Berger: 50 years of Gallo Hearty Burgundy

Ardent wine lovers who are passionate about the best wines of France rarely call Burgundy "Burgundy." They simply know it as Bourgogne, and even that term is pass?

At its best, great Bourgogne — either rouge or blanc — is seen as the result of small production off one of the smaller regions of the Cote d'Or. The top wines cost an oil sheik's ransom, are hard to get, and are, supporters say, the greatest wines in the world.

Yet that very term, Burgundy, has become synonymous with American red wine of any stripe and has been etched into our culture since well before Prohibition, when varietal wines all but didn't exist.

It wasn't until the late 1950s that Californians even began to think of the validity of making wines named for the varietals from which they came, and even then the practice was limited.

California "burgundy" seemed to be everywhere, blends of any grape the winemaker chose to use, and usually it was sold as an everyday table wine, not some exalted elixir. (In the United States, burgundy always referred to a red generic wine; generic white was called chablis.)

So to write about Burgundy and use a capital B is an affront to all of France as well as all wine lovers for whom Bourgogne is a unique place, where pinot noir and chardonnay rule, and where some of France's greatest wines are grown by small vignerons. And from where come some of the wine world's most sublime wines.

Into this world leaped the E&J Gallo Winery, first with a wine called Burgundy and then adding, some years later, a wine called Hearty Burgundy.

Gallo's Burgundy was a nice quaff. Hearty Burgundy was a step forward in terms of depth, richness, intensity, flavor, and even nuance.

I grew up on it; I bought half gallons for $1.39 each. It was reliable and even satisfactory when cold.

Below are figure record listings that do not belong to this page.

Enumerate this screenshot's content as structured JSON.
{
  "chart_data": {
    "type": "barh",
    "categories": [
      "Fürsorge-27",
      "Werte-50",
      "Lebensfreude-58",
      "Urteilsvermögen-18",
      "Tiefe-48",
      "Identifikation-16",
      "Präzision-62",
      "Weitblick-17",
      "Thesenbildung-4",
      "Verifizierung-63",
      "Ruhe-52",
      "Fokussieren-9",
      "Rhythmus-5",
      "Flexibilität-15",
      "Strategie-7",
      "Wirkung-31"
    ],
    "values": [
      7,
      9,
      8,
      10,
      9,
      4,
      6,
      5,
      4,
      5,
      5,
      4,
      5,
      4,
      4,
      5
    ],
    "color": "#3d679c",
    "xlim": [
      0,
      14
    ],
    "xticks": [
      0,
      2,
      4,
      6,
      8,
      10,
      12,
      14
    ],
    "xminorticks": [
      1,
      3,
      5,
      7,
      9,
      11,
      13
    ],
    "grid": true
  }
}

Today, Gallo is celebrating the 50th anniversary of the release of the first Hearty Burgundy, and the company does not ask anyone to confuse this with, say, Jayer Echezeaux or Louis Latour's Corton Grancey.

Available only in 1.5-liter, cork-finished bottles, Gallo's Hearty Burgundy is $9 and hearkens back to an era when the majority of Americans still drank more dessert wines (mainly ports, sherries, and sauternes) than they did table wines. That didn't change until 1967.

The commemorative bottling is 37 percent zinfandel, 29 percent petit verdot, 25 percent petite sirah, and 9 percent alicante bouschet. That last grape may account for the wine's inky dark color. Alicante is a teinturer grape, which means it has red juice and thus imparts substantial dark color to any wine it's used in.

Soon after the release of Hearty Burgundy 50 years ago, Los Angeles Times wine columnist Robert Lawrence Balzer (who died at age 99 in December 2011) called Gallo Hearty Burgundy "the best red wine value in the country today."

It was a comment that spurred sales of the wine for decades, and some of the same Gallo winemakers who were involved with that first wine were also involved with the decisions leading to the blend in the commemorative bottling.

Real Bourgogne it isn't, nor was it ever intended to be. But an iconic American wine it is.

Wine of the Week: Nonvintage Gallo Hearty Burgundy, California ($9/1.5 liters): The wine, just released for a limited run, is exactly the way it was in 1964 when it was launched, a deeper, richer, and more substantial example of a blended red wine. And it is reminiscent of its predecessor, with a soft entry and fruit-forward mid-palate flavors.